Передавая Аарону разговор с дядей, Тимофей прохаживался по комнате, как будто он Иоанн Феофилакт. Прохаживаясь, все говорил о Феодоре Стефании. Размышлял вслух, мог ли дядя сказать правду. Ведь если она любила больше всего мужа, то что связывает ее с Оттоном? Страх, что ей открутят голову, как говорил Экгардт? Нет, не похожа на трусливую душу – сама же сказала, что с нее станется, может броситься с Авентинской или Тарпейской скалы, если ее принудят пойти на ложе с немилым. Хотела собой заплатить за жизнь Кресценция? Но ведь она же называет мужа изменником и говорит, что Оттон имел право и даже обязан был казнить его.

– Тогда бы она ушла от него после казни Кресценция, если это была правда, – перебил Аарон.

– Правильно. Ушла бы или с Тарпейской скалы бросилась. Не побоялась бы. Ни Оттона на земле, ни демонов в преисподней. А ведь осталась с Оттоном.

– Может быть, за сына тревожится?

Тимофей остановился:

– За сына, говоришь?

Подошел к Аарону так близко, что почти коснулся его груди вышитым на одежде изображением колонны.

– Видишь ли, братец, – сказал он медленно, с усилием выговаривая каждое слово. – Не будь она распутной женщиной, то, пусть и на шаг из Рима не хочет двинуться, убежала бы, спасая сына, хоть в славянские дебри, и на ложе к Оттону, немилому ей, не взошла бы.
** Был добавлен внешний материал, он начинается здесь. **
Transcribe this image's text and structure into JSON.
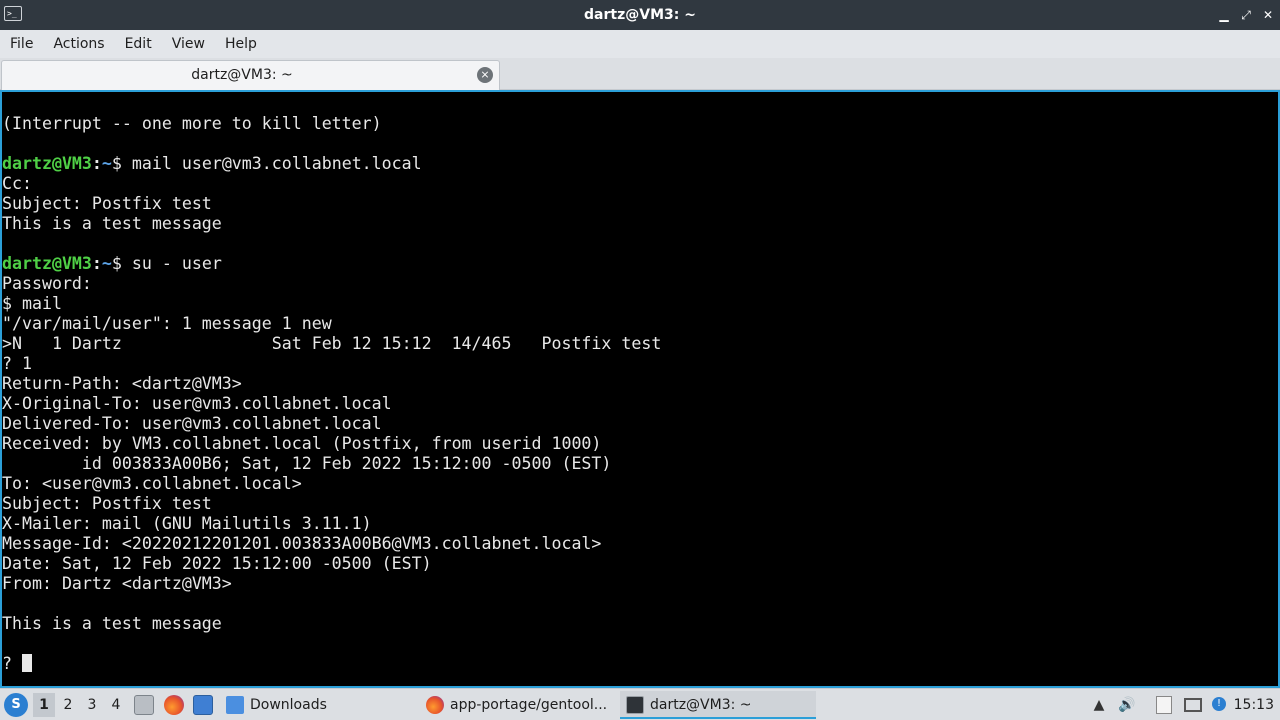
{
  "window": {
    "title": "dartz@VM3: ~",
    "app_icon": "terminal-icon",
    "controls": {
      "minimize": "▁",
      "maximize": "⤢",
      "close": "✕"
    }
  },
  "menu": [
    "File",
    "Actions",
    "Edit",
    "View",
    "Help"
  ],
  "tab": {
    "label": "dartz@VM3: ~",
    "close_icon": "⨯"
  },
  "terminal": {
    "colors": {
      "user": "#4fd046",
      "path": "#5da4e8",
      "text": "#e8e8e8",
      "border": "#2b9fd8"
    },
    "lines": [
      {
        "text": "(Interrupt -- one more to kill letter)"
      },
      {
        "text": ""
      },
      {
        "prompt": {
          "user": "dartz@VM3",
          "sep": ":",
          "path": "~",
          "sym": "$ "
        },
        "text": "mail user@vm3.collabnet.local"
      },
      {
        "text": "Cc:"
      },
      {
        "text": "Subject: Postfix test"
      },
      {
        "text": "This is a test message"
      },
      {
        "text": ""
      },
      {
        "prompt": {
          "user": "dartz@VM3",
          "sep": ":",
          "path": "~",
          "sym": "$ "
        },
        "text": "su - user"
      },
      {
        "text": "Password:"
      },
      {
        "text": "$ mail"
      },
      {
        "text": "\"/var/mail/user\": 1 message 1 new"
      },
      {
        "text": ">N   1 Dartz               Sat Feb 12 15:12  14/465   Postfix test"
      },
      {
        "text": "? 1"
      },
      {
        "text": "Return-Path: <dartz@VM3>"
      },
      {
        "text": "X-Original-To: user@vm3.collabnet.local"
      },
      {
        "text": "Delivered-To: user@vm3.collabnet.local"
      },
      {
        "text": "Received: by VM3.collabnet.local (Postfix, from userid 1000)"
      },
      {
        "text": "        id 003833A00B6; Sat, 12 Feb 2022 15:12:00 -0500 (EST)"
      },
      {
        "text": "To: <user@vm3.collabnet.local>"
      },
      {
        "text": "Subject: Postfix test"
      },
      {
        "text": "X-Mailer: mail (GNU Mailutils 3.11.1)"
      },
      {
        "text": "Message-Id: <20220212201201.003833A00B6@VM3.collabnet.local>"
      },
      {
        "text": "Date: Sat, 12 Feb 2022 15:12:00 -0500 (EST)"
      },
      {
        "text": "From: Dartz <dartz@VM3>"
      },
      {
        "text": ""
      },
      {
        "text": "This is a test message"
      },
      {
        "text": ""
      },
      {
        "text": "? ",
        "cursor": true
      }
    ]
  },
  "taskbar": {
    "start_icon": "start-menu-icon",
    "workspaces": [
      "1",
      "2",
      "3",
      "4"
    ],
    "active_workspace": "1",
    "quick_launch": [
      "file-manager-icon",
      "firefox-icon",
      "show-desktop-icon"
    ],
    "tasks": [
      {
        "label": "Downloads",
        "icon": "folder-icon"
      },
      {
        "label": "app-portage/gentool...",
        "icon": "firefox-icon"
      },
      {
        "label": "dartz@VM3: ~",
        "icon": "terminal-icon",
        "active": true
      }
    ],
    "tray": [
      "tray-arrow-icon",
      "volume-icon",
      "clipboard-icon",
      "display-icon",
      "update-icon"
    ],
    "clock": "15:13"
  }
}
Ведь она же знает меня, могла бы со мной в дебрях безлюдных год прожить, и два, и десять, а если бы сказала: «Не трогай меня», я бы не тронул.

Он сменил тему разговора. С улыбкой попросил Аарона поблагодарить папу за предостережение.
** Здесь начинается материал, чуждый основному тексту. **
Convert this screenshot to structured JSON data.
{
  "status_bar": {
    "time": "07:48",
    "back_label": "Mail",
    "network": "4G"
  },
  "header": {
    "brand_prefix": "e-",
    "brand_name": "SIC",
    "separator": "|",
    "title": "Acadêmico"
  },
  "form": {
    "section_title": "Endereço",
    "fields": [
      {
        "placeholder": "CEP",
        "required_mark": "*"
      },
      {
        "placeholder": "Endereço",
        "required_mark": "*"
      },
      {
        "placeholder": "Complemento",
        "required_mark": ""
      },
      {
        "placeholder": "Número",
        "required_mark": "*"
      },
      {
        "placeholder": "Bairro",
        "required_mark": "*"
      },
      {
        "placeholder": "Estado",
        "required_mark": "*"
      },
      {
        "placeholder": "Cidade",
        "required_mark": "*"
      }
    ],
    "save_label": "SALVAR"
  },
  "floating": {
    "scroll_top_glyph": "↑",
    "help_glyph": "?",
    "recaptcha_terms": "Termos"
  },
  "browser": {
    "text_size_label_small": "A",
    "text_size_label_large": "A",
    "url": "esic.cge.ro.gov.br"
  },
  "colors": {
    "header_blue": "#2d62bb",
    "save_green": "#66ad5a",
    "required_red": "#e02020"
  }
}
– Твой учитель, наш святейший отец, воистину великий мудрец. Ведь кто такой мудрец? Тот, кто больше знает. А он не только знает, кто где палкой размахивает, но думаю, да нет, просто даже верю, что он знает о себе и то, чего Болеслав Первородный никогда о себе знать не будет, пока ему кто-нибудь умный не растолкует: ведь знает же, что и сам на палочке ездит.
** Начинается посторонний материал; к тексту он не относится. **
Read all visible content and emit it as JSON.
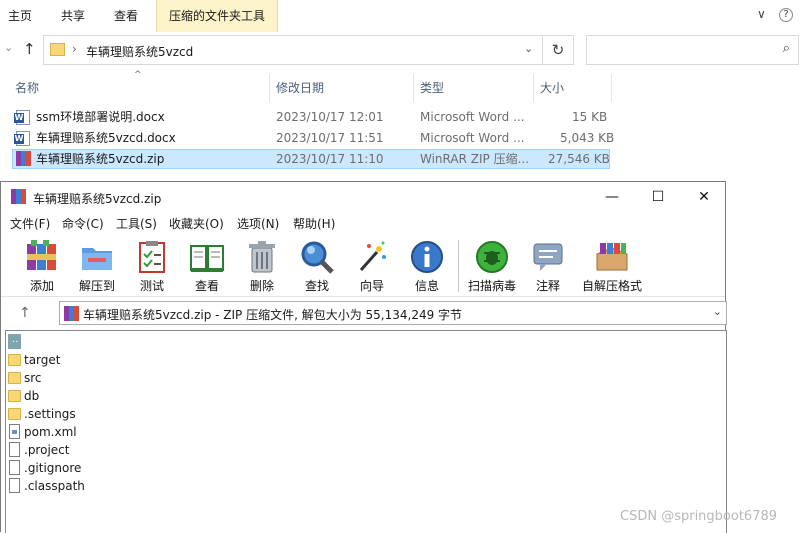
{
  "explorer": {
    "ribbon_tabs": [
      "主页",
      "共享",
      "查看",
      "压缩的文件夹工具"
    ],
    "ribbon_right": {
      "collapse": "∨",
      "help": "?"
    },
    "address": {
      "separator": "›",
      "path": "车辆理赔系统5vzcd"
    },
    "columns": {
      "name": "名称",
      "modified": "修改日期",
      "type": "类型",
      "size": "大小"
    },
    "files": [
      {
        "name": "ssm环境部署说明.docx",
        "modified": "2023/10/17 12:01",
        "type": "Microsoft Word ...",
        "size": "15 KB",
        "icon": "word-doc-icon"
      },
      {
        "name": "车辆理赔系统5vzcd.docx",
        "modified": "2023/10/17 11:51",
        "type": "Microsoft Word ...",
        "size": "5,043 KB",
        "icon": "word-doc-icon"
      },
      {
        "name": "车辆理赔系统5vzcd.zip",
        "modified": "2023/10/17 11:10",
        "type": "WinRAR ZIP 压缩...",
        "size": "27,546 KB",
        "icon": "winrar-archive-icon",
        "selected": true
      }
    ]
  },
  "winrar": {
    "title": "车辆理赔系统5vzcd.zip",
    "menu": [
      "文件(F)",
      "命令(C)",
      "工具(S)",
      "收藏夹(O)",
      "选项(N)",
      "帮助(H)"
    ],
    "toolbar": [
      "添加",
      "解压到",
      "测试",
      "查看",
      "删除",
      "查找",
      "向导",
      "信息",
      "扫描病毒",
      "注释",
      "自解压格式"
    ],
    "path_bar": "车辆理赔系统5vzcd.zip - ZIP 压缩文件, 解包大小为 55,134,249 字节",
    "entries": [
      {
        "name": "..",
        "kind": "parent"
      },
      {
        "name": "target",
        "kind": "folder"
      },
      {
        "name": "src",
        "kind": "folder"
      },
      {
        "name": "db",
        "kind": "folder"
      },
      {
        "name": ".settings",
        "kind": "folder"
      },
      {
        "name": "pom.xml",
        "kind": "xml"
      },
      {
        "name": ".project",
        "kind": "file"
      },
      {
        "name": ".gitignore",
        "kind": "file"
      },
      {
        "name": ".classpath",
        "kind": "file"
      }
    ]
  },
  "watermark": "CSDN @springboot6789",
  "colors": {
    "selection": "#cce8ff",
    "selection_border": "#99d1ff",
    "context_tab": "#fdf4c9",
    "folder": "#f8d775",
    "column_header": "#4c607a"
  }
}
– Как ты смеешь так говорить о святейшем отце?

– Да ведь я его только восхваляю. И больше того скажу: я думаю, что святейший отец единственный человек в мире, который может решиться не только с палки слезть, по еще и сакса на палку посадить, а сам на его копя сядет. Более того, уверит сакса, что ничего не изменилось: что папа по-прежнему на палке, а сакс все на коне.

Аарона глубоко возмутило, что Тимофей так бесцеремонно говорит об учителе Герберте, о наместнике Петра. Но припомнил его слова, сказанные вскоре после возвращения Оттона в Рим. Город готовился отмечать день Ромула, который должен был праздноваться так торжествепно, как никогда, с тех пор как Константин Великий перенес императорскую столицу на Босфор. Из Лотарингии, из Ставло, приехал сам монах Поппо, прославленный зодчий, – он должен был руководить всеми строительными работами в Риме. Радостное настроение усиливалось еще и тем, что к концу близился тысячный год – год, который вызывал столько тревоги среди миллионов жителей, а радостные, даже лихорадочные, надежды – лишь у очень немногих. Оттон почти не показывался на Авентине, дни и ночи проводил у папы. Латеран кишел епископами и аббатами, прибывшими из Саксонии, Восточной Франконии и обеих Лотариигнй. Но наиболее торжественно принимаемым гостем при папском дворе был потомок королей Западной Франконии Арнульф Каролинг, счастливый соперник Герберта в борьбе за реймское архиепископство. С трепетом переступал он порог панского дворца: ожидал дурного приема от своего многолетнего соперника, который, еще недавно преследуемый, гонимый, травимый, держит ныне златые Петровы ключи. Но не успел он упасть в ноги папе, как тот уже обнимал и целовал дорогого сына в лоб, в щеки, в губы. «Если бы ты не победил меня тогда, я бы не бежал к Оттону, не расположил бы его к себе и не был бы сейчас папой», – дружелюбно улыбались Арнульфу глаза Сильвестра Второго. Он даже преклонил колена перед недавним соперником и с непритворным волнением попросил простить за то, что Арнульф столько лет провел в узилище, брошенный туда дружественно настроенным к Герберту королем западных франков Гуго.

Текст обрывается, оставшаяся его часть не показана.